METHODS: Syngeneic transplants were performed in 5 Lewis (RT1l) rats. Four animals were scanned at 3 weeks, and 1 animal was scanned at 10 weeks after transplantation. After Gd-enhanced MRI imaging, the initial rate of Gd increase, peak % Gd signal enhancement, time to peak, fractional anisotropy, axial diffusivity (λ//), and radial diffusivity (λ┴) were calculated. DTI parametric maps were computed using DTIStudio. Mn-enhanced MRI was used after whole eye transplantation.

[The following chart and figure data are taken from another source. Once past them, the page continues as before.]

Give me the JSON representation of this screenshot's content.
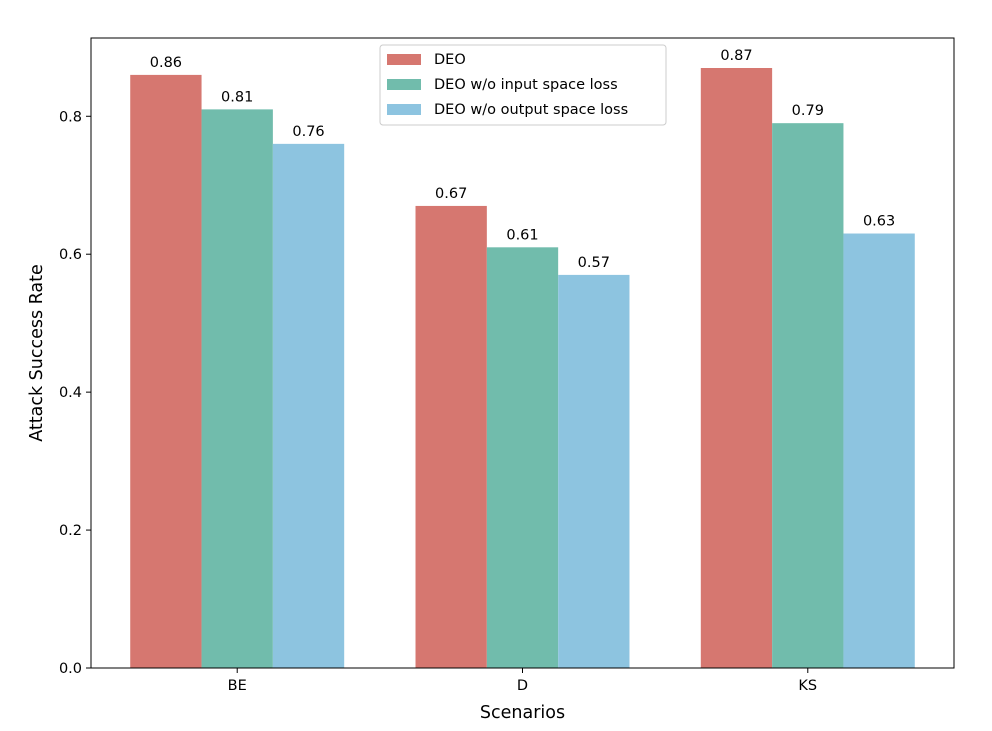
{
  "chart_data": {
    "type": "bar",
    "title": "",
    "xlabel": "Scenarios",
    "ylabel": "Attack Success Rate",
    "categories": [
      "BE",
      "D",
      "KS"
    ],
    "series": [
      {
        "name": "DEO",
        "values": [
          0.86,
          0.67,
          0.87
        ],
        "color": "#d67770"
      },
      {
        "name": "DEO w/o input space loss",
        "values": [
          0.81,
          0.61,
          0.79
        ],
        "color": "#71bcac"
      },
      {
        "name": "DEO w/o output space loss",
        "values": [
          0.76,
          0.57,
          0.63
        ],
        "color": "#8dc4e0"
      }
    ],
    "ylim": [
      0,
      0.9135
    ],
    "yticks": [
      "0.0",
      "0.2",
      "0.4",
      "0.6",
      "0.8"
    ],
    "legend": "top-center",
    "grid": false
  }
}
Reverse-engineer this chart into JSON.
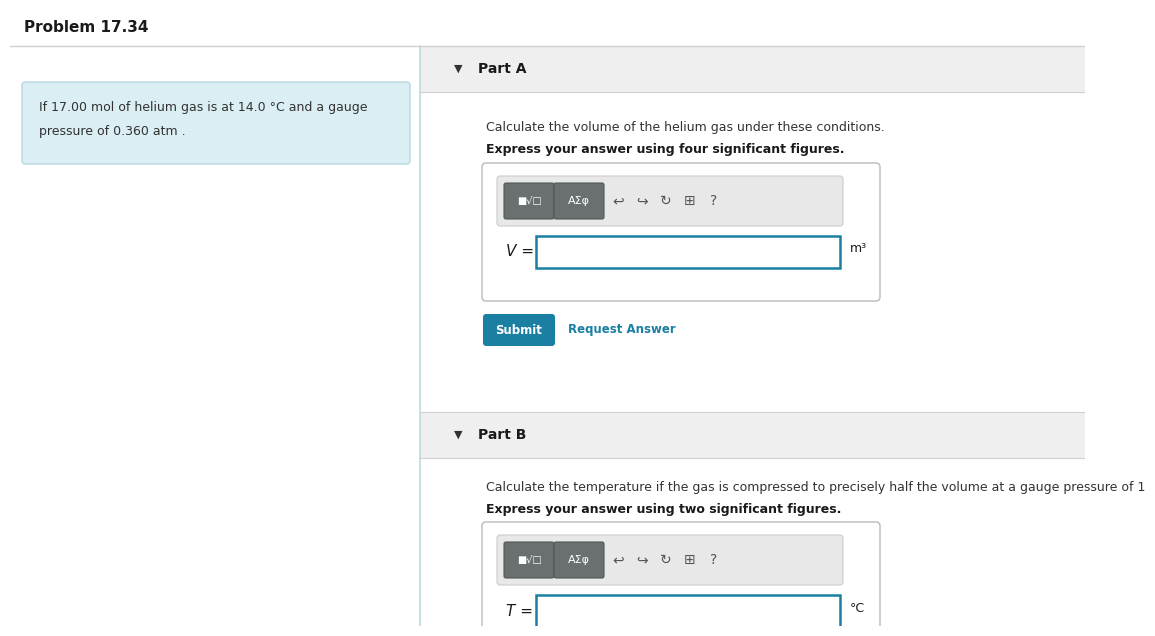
{
  "title": "Problem 17.34",
  "problem_text_line1": "If 17.00 mol of helium gas is at 14.0 °C and a gauge",
  "problem_text_line2": "pressure of 0.360 atm .",
  "problem_bg_color": "#daeef3",
  "problem_border_color": "#b8d8e0",
  "part_a_label": "Part A",
  "part_a_desc": "Calculate the volume of the helium gas under these conditions.",
  "part_a_bold": "Express your answer using four significant figures.",
  "part_a_var": "V =",
  "part_a_unit": "m³",
  "part_b_label": "Part B",
  "part_b_desc": "Calculate the temperature if the gas is compressed to precisely half the volume at a gauge pressure of 1",
  "part_b_bold": "Express your answer using two significant figures.",
  "part_b_var": "T =",
  "part_b_unit": "°C",
  "submit_text": "Submit",
  "submit_bg": "#1b7fa3",
  "request_answer_text": "Request Answer",
  "request_answer_color": "#1b7fa3",
  "divider_color": "#d0d0d0",
  "section_header_bg": "#efefef",
  "panel_bg": "#ffffff",
  "input_border_color": "#1b7fa3",
  "toolbar_bg": "#e8e8e8",
  "toolbar_border": "#c8c8c8",
  "outer_bg": "#ffffff",
  "left_divider_color": "#c0d8e0",
  "btn_bg": "#707878",
  "btn_border": "#505858",
  "icon_color": "#444444",
  "font_size_title": 11,
  "font_size_body": 9,
  "font_size_bold": 9,
  "font_size_label": 10,
  "font_size_var": 11,
  "font_size_unit": 9,
  "font_size_btn": 7.5,
  "font_size_icon": 10
}
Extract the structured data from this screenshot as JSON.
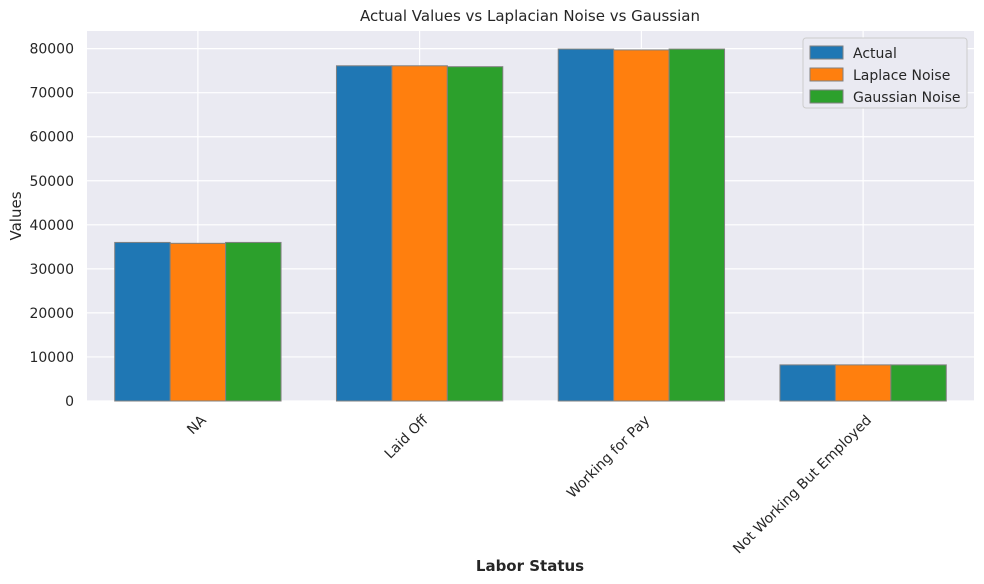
{
  "chart_data": {
    "type": "bar",
    "title": "Actual Values vs Laplacian Noise vs Gaussian",
    "xlabel": "Labor Status",
    "ylabel": "Values",
    "categories": [
      "NA",
      "Laid Off",
      "Working for Pay",
      "Not Working But Employed"
    ],
    "series": [
      {
        "name": "Actual",
        "color": "#1f77b4",
        "values": [
          36000,
          76100,
          79900,
          8200
        ]
      },
      {
        "name": "Laplace Noise",
        "color": "#ff7f0e",
        "values": [
          35800,
          76100,
          79700,
          8200
        ]
      },
      {
        "name": "Gaussian Noise",
        "color": "#2ca02c",
        "values": [
          36000,
          75900,
          79900,
          8200
        ]
      }
    ],
    "ylim": [
      0,
      84000
    ],
    "yticks": [
      0,
      10000,
      20000,
      30000,
      40000,
      50000,
      60000,
      70000,
      80000
    ],
    "grid": true,
    "legend_position": "top-right",
    "background": "#eaeaf2"
  }
}
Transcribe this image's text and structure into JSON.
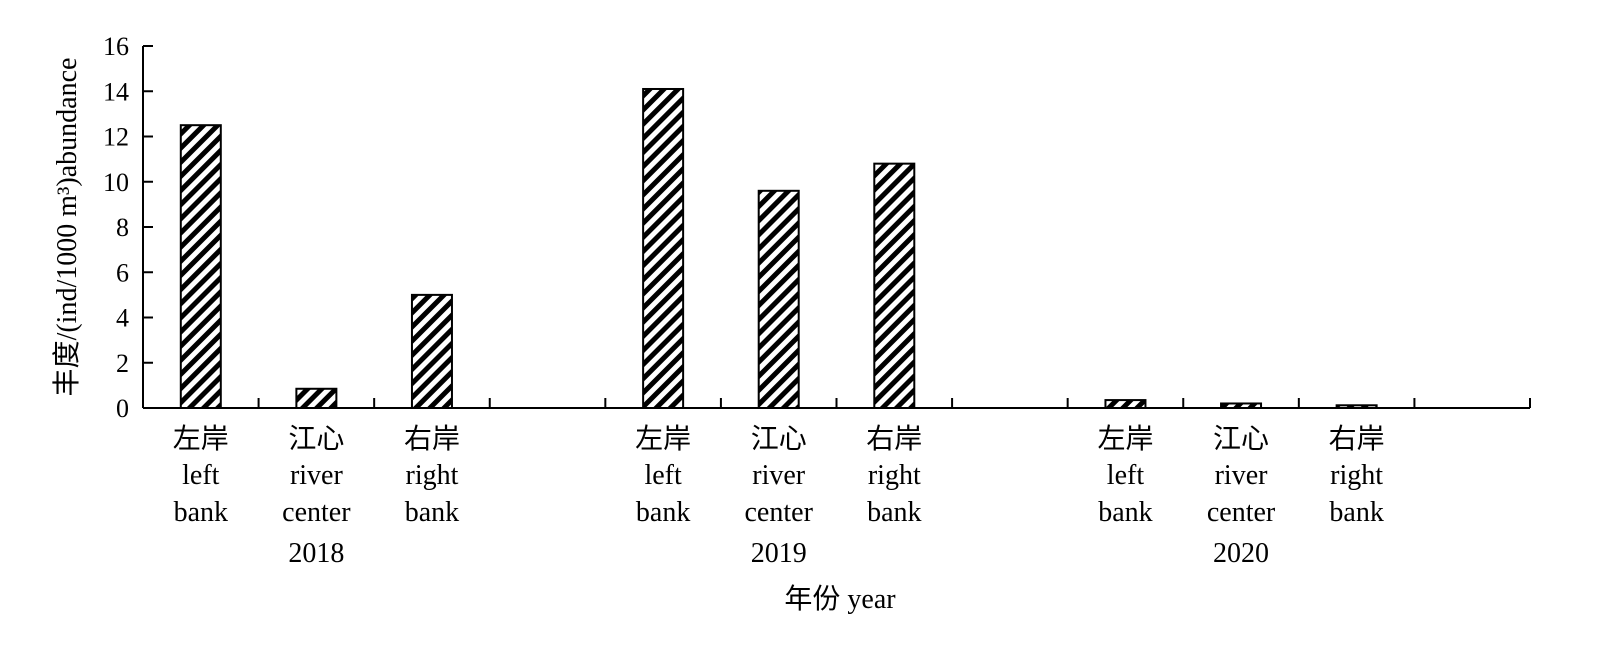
{
  "chart_data": {
    "type": "bar",
    "ylabel": "丰度/(ind/1000 m³)abundance",
    "xlabel": "年份 year",
    "ylim": [
      0,
      16
    ],
    "yticks": [
      "0",
      "2",
      "4",
      "6",
      "8",
      "10",
      "12",
      "14",
      "16"
    ],
    "groups": [
      {
        "year": "2018",
        "categories": [
          {
            "cn": "左岸",
            "en1": "left",
            "en2": "bank",
            "value": 12.5
          },
          {
            "cn": "江心",
            "en1": "river",
            "en2": "center",
            "value": 0.85
          },
          {
            "cn": "右岸",
            "en1": "right",
            "en2": "bank",
            "value": 5.0
          }
        ]
      },
      {
        "year": "2019",
        "categories": [
          {
            "cn": "左岸",
            "en1": "left",
            "en2": "bank",
            "value": 14.1
          },
          {
            "cn": "江心",
            "en1": "river",
            "en2": "center",
            "value": 9.6
          },
          {
            "cn": "右岸",
            "en1": "right",
            "en2": "bank",
            "value": 10.8
          }
        ]
      },
      {
        "year": "2020",
        "categories": [
          {
            "cn": "左岸",
            "en1": "left",
            "en2": "bank",
            "value": 0.35
          },
          {
            "cn": "江心",
            "en1": "river",
            "en2": "center",
            "value": 0.2
          },
          {
            "cn": "右岸",
            "en1": "right",
            "en2": "bank",
            "value": 0.12
          }
        ]
      }
    ],
    "bar_pattern": "diagonal-hatch",
    "bar_colors": {
      "fill": "#ffffff",
      "hatch": "#000000",
      "stroke": "#000000"
    }
  }
}
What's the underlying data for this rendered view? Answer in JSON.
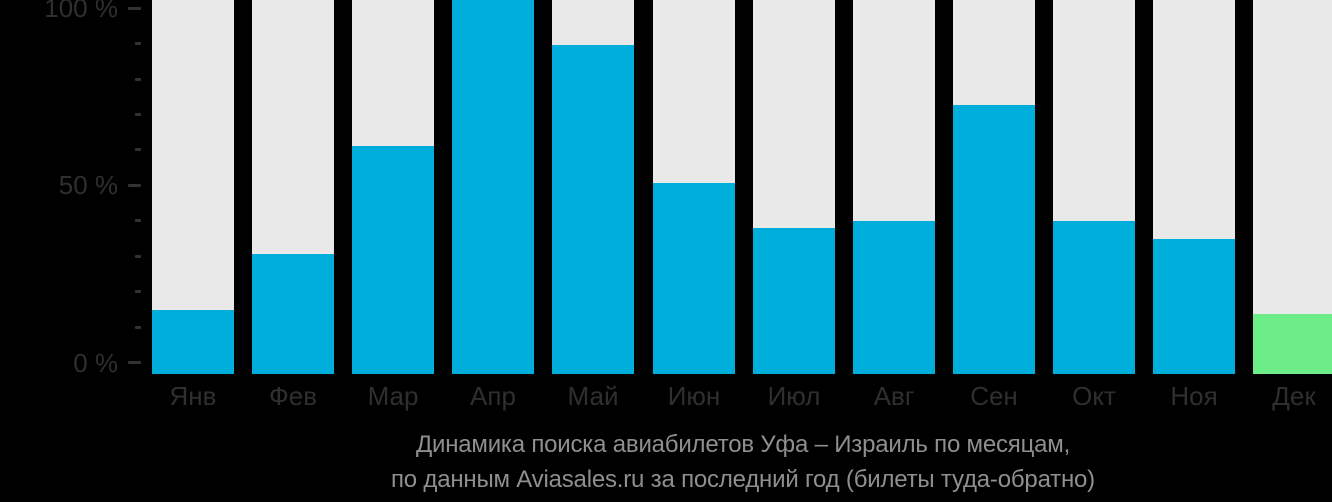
{
  "chart_data": {
    "type": "bar",
    "categories": [
      "Янв",
      "Фев",
      "Мар",
      "Апр",
      "Май",
      "Июн",
      "Июл",
      "Авг",
      "Сен",
      "Окт",
      "Ноя",
      "Дек"
    ],
    "values": [
      17,
      32,
      61,
      100,
      88,
      51,
      39,
      41,
      72,
      41,
      36,
      16
    ],
    "unit": "%",
    "highlight_index": 11,
    "title_lines": [
      "Динамика поиска авиабилетов Уфа – Израиль по месяцам,",
      "по данным Aviasales.ru за последний год (билеты туда-обратно)"
    ],
    "y_axis": {
      "min": 0,
      "max": 100,
      "tick_step": 10,
      "labeled_ticks": [
        {
          "value": 100,
          "label": "100 %"
        },
        {
          "value": 50,
          "label": "50 %"
        },
        {
          "value": 0,
          "label": "0 %"
        }
      ]
    },
    "grid": false,
    "legend": null,
    "colors": {
      "bar": "#00AEDC",
      "highlight_bar": "#6DED88",
      "track": "#E9E9E9",
      "background": "#000000",
      "axis_text": "#2F2F2F",
      "tick": "#333333",
      "caption_text": "#8F8F8F"
    }
  }
}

RESULTS: Limited Gd-enhancement was observed in the vitreous with no significant difference between eyes (two-tailed paired t tests, P > 0.05). T2-weighted images revealed comparable optic nerve morphology, whereas in the prechiasmatic optic nerves, DTI quantitation showed significantly lower fractional anisotropy and λ// by 54% ± 6.1% and 24.9% ± 5.7%, respectively, and a significant increase in λ┴ by 83% ± 29.5% in comparison (two-tailed paired t tests, P < 0.05). Mn-enhanced MRI data suggest RGC viability.

CONCLUSIONS: Aqueous humor dynamics and blood-ocular barriers are preserved, and preliminary data suggest that RGCs may be viable after transplantation. Future studies will examine approaches for regaining neuronal structure and function of our whole eye transplant model.